The British Army has also acquired 67 WAH-64D Apaches which it can now (as it did in the Libyan campaign) deploy from Royal Navy helicopter carriers.

And the country has made investments in drones. The RAF will soon stand-up it’s second MQ-9 Reaper squadron. And the Army Air Corp is starting to adopt the Watchkeeper UAV. It expects to have 54 aircraft in total.

An empty throttle

These programs, however, hardly make up for the 75-80 percent reduction in the number of UK fast-jet squadrons. Neither do they make up for UK’s complete sacrifice of maritime patrol capability, the elimination of the carrier based vertical and short take-off and landing (V/STOL) Harriers or the near halving of the transport aircraft force.

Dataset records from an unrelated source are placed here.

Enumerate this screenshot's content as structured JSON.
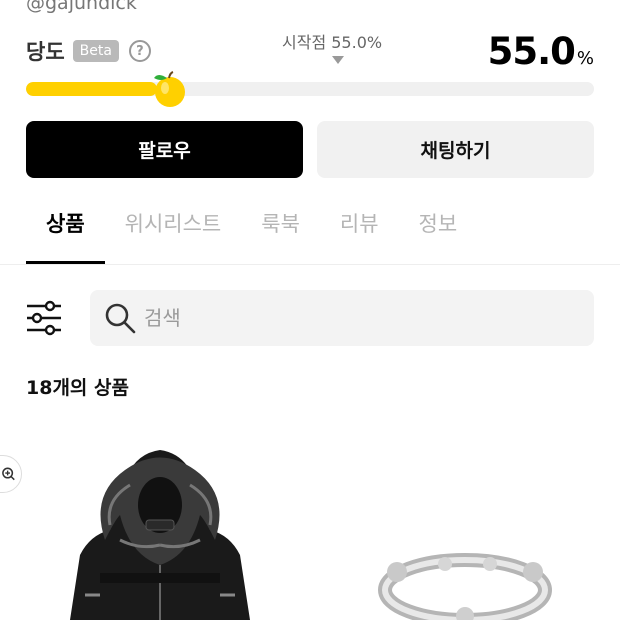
{
  "profile": {
    "username": "@gajundick"
  },
  "sweetness": {
    "label": "당도",
    "badge": "Beta",
    "help": "?",
    "start_label": "시작점 55.0%",
    "value": "55.0",
    "unit": "%",
    "level_percent": 23
  },
  "actions": {
    "follow": "팔로우",
    "chat": "채팅하기"
  },
  "tabs": [
    {
      "label": "상품",
      "active": true
    },
    {
      "label": "위시리스트",
      "active": false
    },
    {
      "label": "룩북",
      "active": false
    },
    {
      "label": "리뷰",
      "active": false
    },
    {
      "label": "정보",
      "active": false
    }
  ],
  "search": {
    "placeholder": "검색",
    "value": ""
  },
  "product_count": "18개의 상품",
  "products": [
    {
      "image": "black-fur-hood-leather-jacket"
    },
    {
      "image": "silver-bone-ring"
    }
  ],
  "colors": {
    "accent": "#ffd000",
    "primary_button": "#000000",
    "secondary_button": "#f1f1f1"
  }
}
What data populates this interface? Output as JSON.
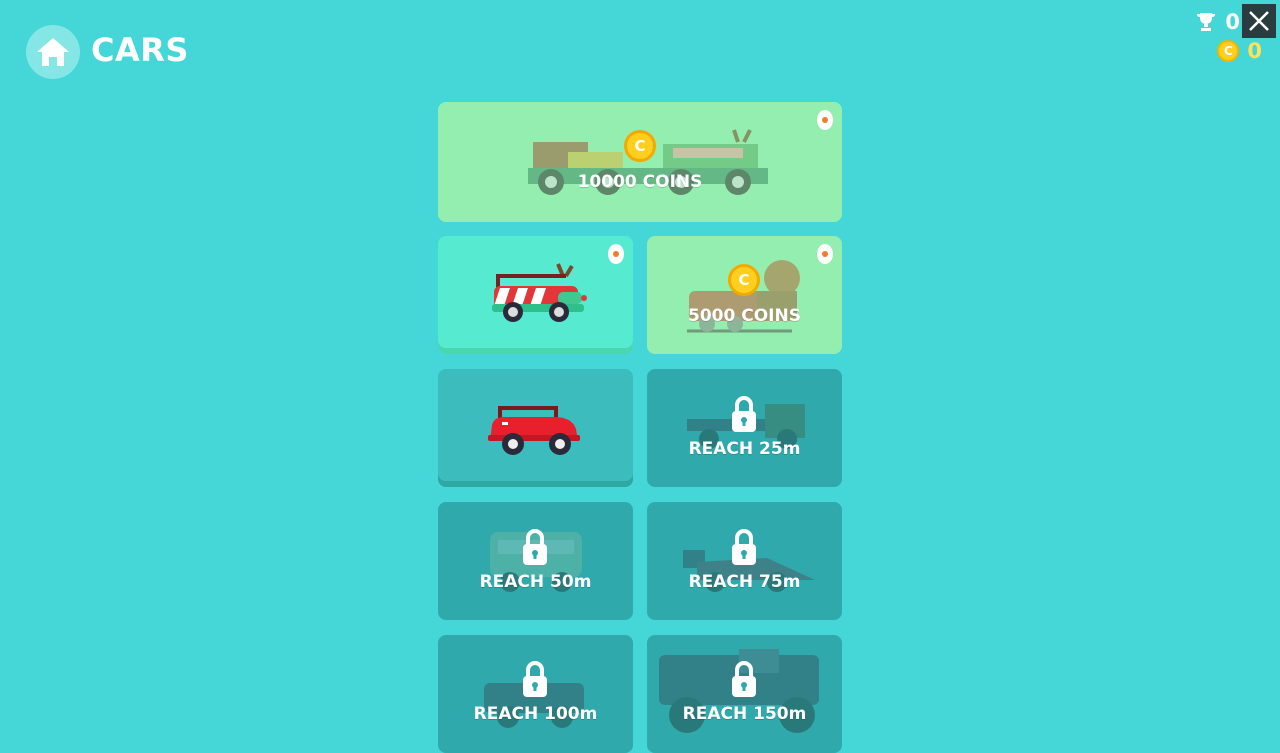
{
  "header": {
    "title": "CARS",
    "trophy_count": "0",
    "coin_count": "0"
  },
  "icons": {
    "home": "home-icon",
    "trophy": "trophy-icon",
    "coin": "coin-icon",
    "close": "close-icon",
    "egg": "egg-icon",
    "lock": "lock-icon"
  },
  "cars": [
    {
      "id": "reindeer-sleigh-limo",
      "state": "for-sale",
      "label": "10000 COINS"
    },
    {
      "id": "reindeer-jeep",
      "state": "selected",
      "label": ""
    },
    {
      "id": "reindeer-sleigh",
      "state": "for-sale",
      "label": "5000 COINS"
    },
    {
      "id": "red-buggy",
      "state": "owned",
      "label": ""
    },
    {
      "id": "truck",
      "state": "locked",
      "label": "REACH 25m"
    },
    {
      "id": "van",
      "state": "locked",
      "label": "REACH 50m"
    },
    {
      "id": "race-car",
      "state": "locked",
      "label": "REACH 75m"
    },
    {
      "id": "jeep",
      "state": "locked",
      "label": "REACH 100m"
    },
    {
      "id": "monster-truck",
      "state": "locked",
      "label": "REACH 150m"
    }
  ],
  "coin_symbol": "C",
  "colors": {
    "background": "#45d6d8",
    "sale": "#94eeaf",
    "selected": "#56ebd1",
    "owned": "#3cbcbc",
    "locked": "#2fa9ab",
    "coin": "#ffcf1f"
  }
}
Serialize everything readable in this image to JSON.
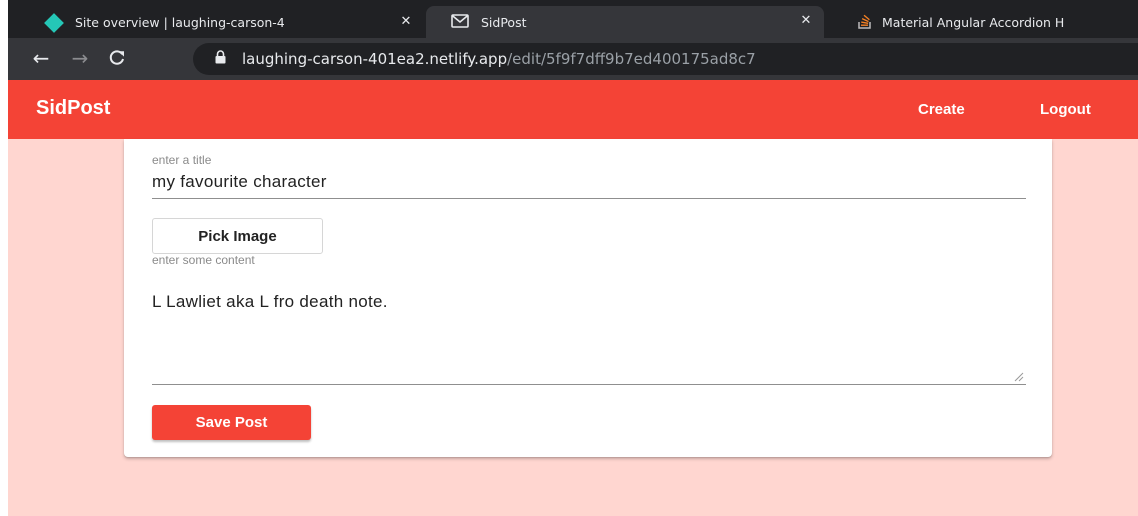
{
  "browser": {
    "tabs": [
      {
        "title": "Site overview | laughing-carson-4",
        "close": "✕",
        "favicon": "netlify-icon"
      },
      {
        "title": "SidPost",
        "close": "✕",
        "favicon": "mail-icon",
        "active": true
      },
      {
        "title": "Material Angular Accordion H",
        "favicon": "stackoverflow-icon"
      }
    ],
    "url_host": "laughing-carson-401ea2.netlify.app",
    "url_path": "/edit/5f9f7dff9b7ed400175ad8c7",
    "icons": {
      "back": "←",
      "forward": "→",
      "reload": "C"
    }
  },
  "app": {
    "brand": "SidPost",
    "nav": {
      "create": "Create",
      "logout": "Logout"
    },
    "colors": {
      "primary": "#f44336",
      "page_background": "#ffd6d0"
    }
  },
  "form": {
    "title_placeholder": "enter a title",
    "title_value": "my favourite character",
    "pick_image_label": "Pick Image",
    "content_placeholder": "enter some content",
    "content_value": "L Lawliet aka L fro death note.",
    "save_label": "Save Post"
  }
}
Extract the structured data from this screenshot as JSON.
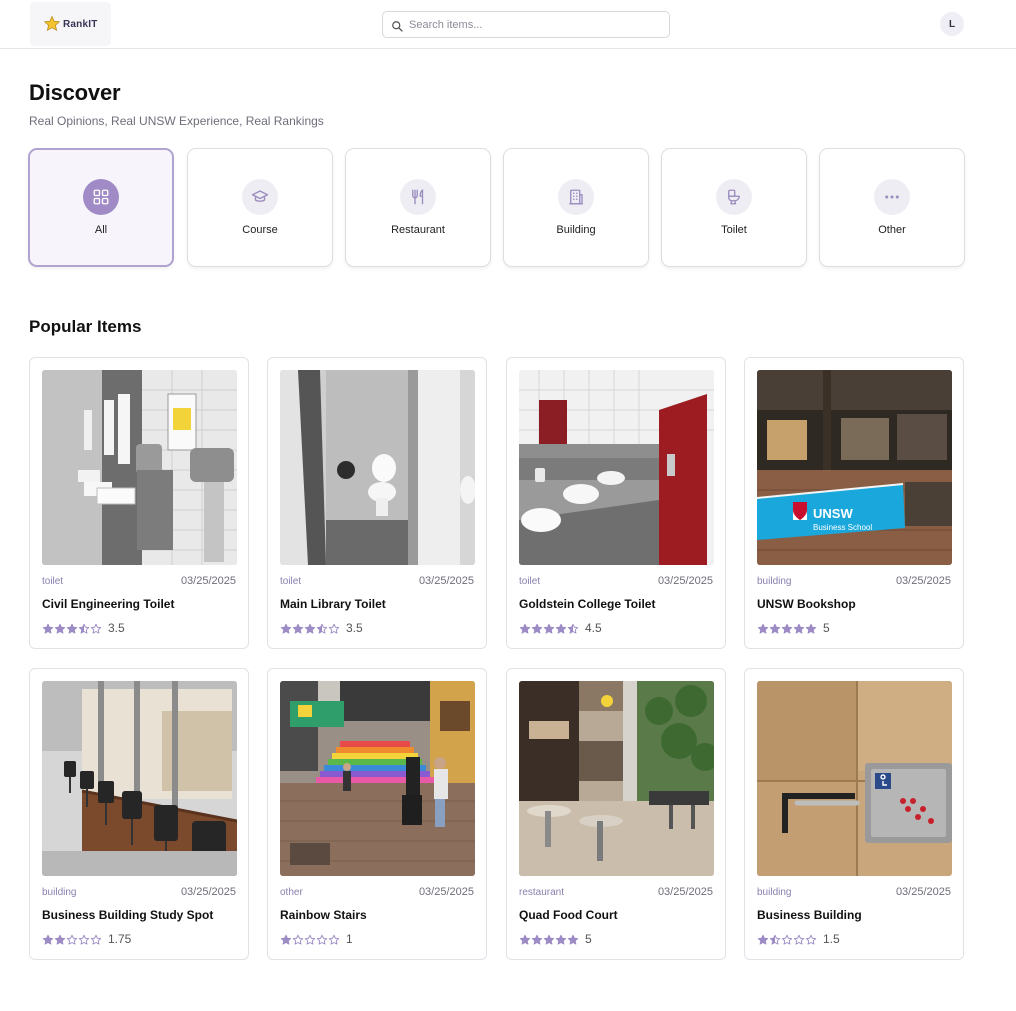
{
  "header": {
    "logo_text": "RankIT",
    "search_placeholder": "Search items...",
    "avatar_initial": "L"
  },
  "page": {
    "title": "Discover",
    "subtitle": "Real Opinions, Real UNSW Experience, Real Rankings"
  },
  "categories": [
    {
      "label": "All",
      "icon": "grid-icon",
      "active": true
    },
    {
      "label": "Course",
      "icon": "graduation-cap-icon",
      "active": false
    },
    {
      "label": "Restaurant",
      "icon": "utensils-icon",
      "active": false
    },
    {
      "label": "Building",
      "icon": "building-icon",
      "active": false
    },
    {
      "label": "Toilet",
      "icon": "toilet-icon",
      "active": false
    },
    {
      "label": "Other",
      "icon": "ellipsis-icon",
      "active": false
    }
  ],
  "popular": {
    "title": "Popular Items",
    "items": [
      {
        "category": "toilet",
        "date": "03/25/2025",
        "title": "Civil Engineering Toilet",
        "rating": 3.5,
        "rating_text": "3.5"
      },
      {
        "category": "toilet",
        "date": "03/25/2025",
        "title": "Main Library Toilet",
        "rating": 3.5,
        "rating_text": "3.5"
      },
      {
        "category": "toilet",
        "date": "03/25/2025",
        "title": "Goldstein College Toilet",
        "rating": 4.5,
        "rating_text": "4.5"
      },
      {
        "category": "building",
        "date": "03/25/2025",
        "title": "UNSW Bookshop",
        "rating": 5,
        "rating_text": "5",
        "sign_text": "UNSW Business School"
      },
      {
        "category": "building",
        "date": "03/25/2025",
        "title": "Business Building Study Spot",
        "rating": 1.75,
        "rating_text": "1.75"
      },
      {
        "category": "other",
        "date": "03/25/2025",
        "title": "Rainbow Stairs",
        "rating": 1,
        "rating_text": "1"
      },
      {
        "category": "restaurant",
        "date": "03/25/2025",
        "title": "Quad Food Court",
        "rating": 5,
        "rating_text": "5"
      },
      {
        "category": "building",
        "date": "03/25/2025",
        "title": "Business Building",
        "rating": 1.5,
        "rating_text": "1.5"
      }
    ]
  },
  "colors": {
    "accent": "#a08bc6",
    "star": "#9c8bc4",
    "border": "#e2e1e7"
  }
}
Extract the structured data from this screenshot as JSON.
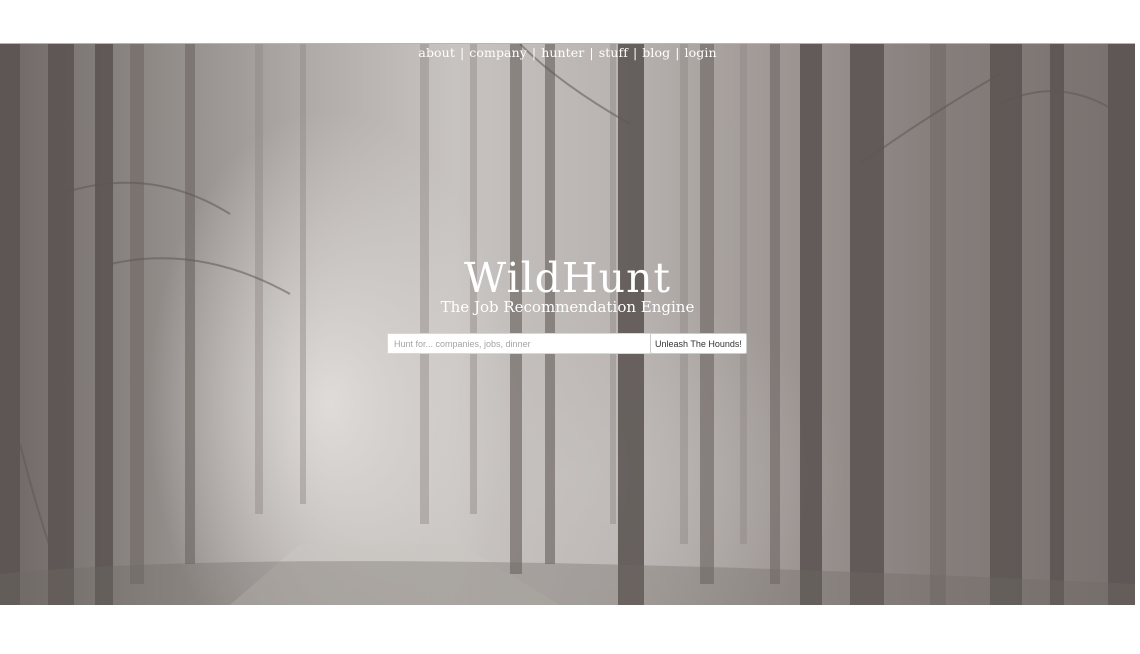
{
  "nav": {
    "items": [
      "about",
      "company",
      "hunter",
      "stuff",
      "blog",
      "login"
    ],
    "separator": "|"
  },
  "hero": {
    "title": "WildHunt",
    "subtitle": "The Job Recommendation Engine"
  },
  "search": {
    "placeholder": "Hunt for... companies, jobs, dinner",
    "value": "",
    "button_label": "Unleash The Hounds!"
  },
  "colors": {
    "text": "#ffffff",
    "background_tone": "#9f9895"
  }
}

All of this will change Britain’s place in the world. And its closest ally – the United States – may feel slighted that its partner can no longer punch its weight. Let alone above it. This should reverberate throughout the Pentagon. The US is currently operating under the assumption that its partners will close the gap it is about to create. It should think again.

Industrial malaise

And finally, such reductions in air power will likely correlate with a dramatic decline in industrial capability. Knock-on effects are unavoidable. The Typhoon, for example, albeit a multinational project, was heavily dependent on research and development work undertaken in the UK. The radar was derived from a Ferranti research project and the engines from work by Rolls-Royce. And BAE built a canard delta demonstrator.

The Tornado too was mostly designed in the UK. And while the French, for example, have gone out of their way to maintain Dassault through the sale of the Rafale, the UK has scrapped its flagship Harrier.

The UK has no indigenous 5th generation fighter program. All while Russia, China, India, Japan, and even South Korea (with Indonesia) do. The UK is, however, doing some work on advanced UAVs such as the Taranis and Mantis programs.

The Taranis, for example, resembles the Northrop Grumman X-47B and may provide the basis for a new UCAV slated to enter service only in 2030 (the stated out of service date for the Typhoon). Although UK firms have won a range of other UAV-related technology contracts, it is uncertain that they will provide much capital power to the industrial base.

Job losses have already begun. BAE confirmed 845 layoffs at its Brough site in March 2012. More will come when Typhoon production ends in 2017.

After the Cold War there was an impetus to reduce defense expenditure and inventories, but the UK has systematically slashed its air power to a point that it can no longer be considered a major force. And its once praised aerospace and defense industry will invariably suffer a similar fate. These trends are seemingly irreversible.

It will take strong government leadership and tough choices to – at the very least – sustain the country as a worthwhile partner to the US both militarily and industrially.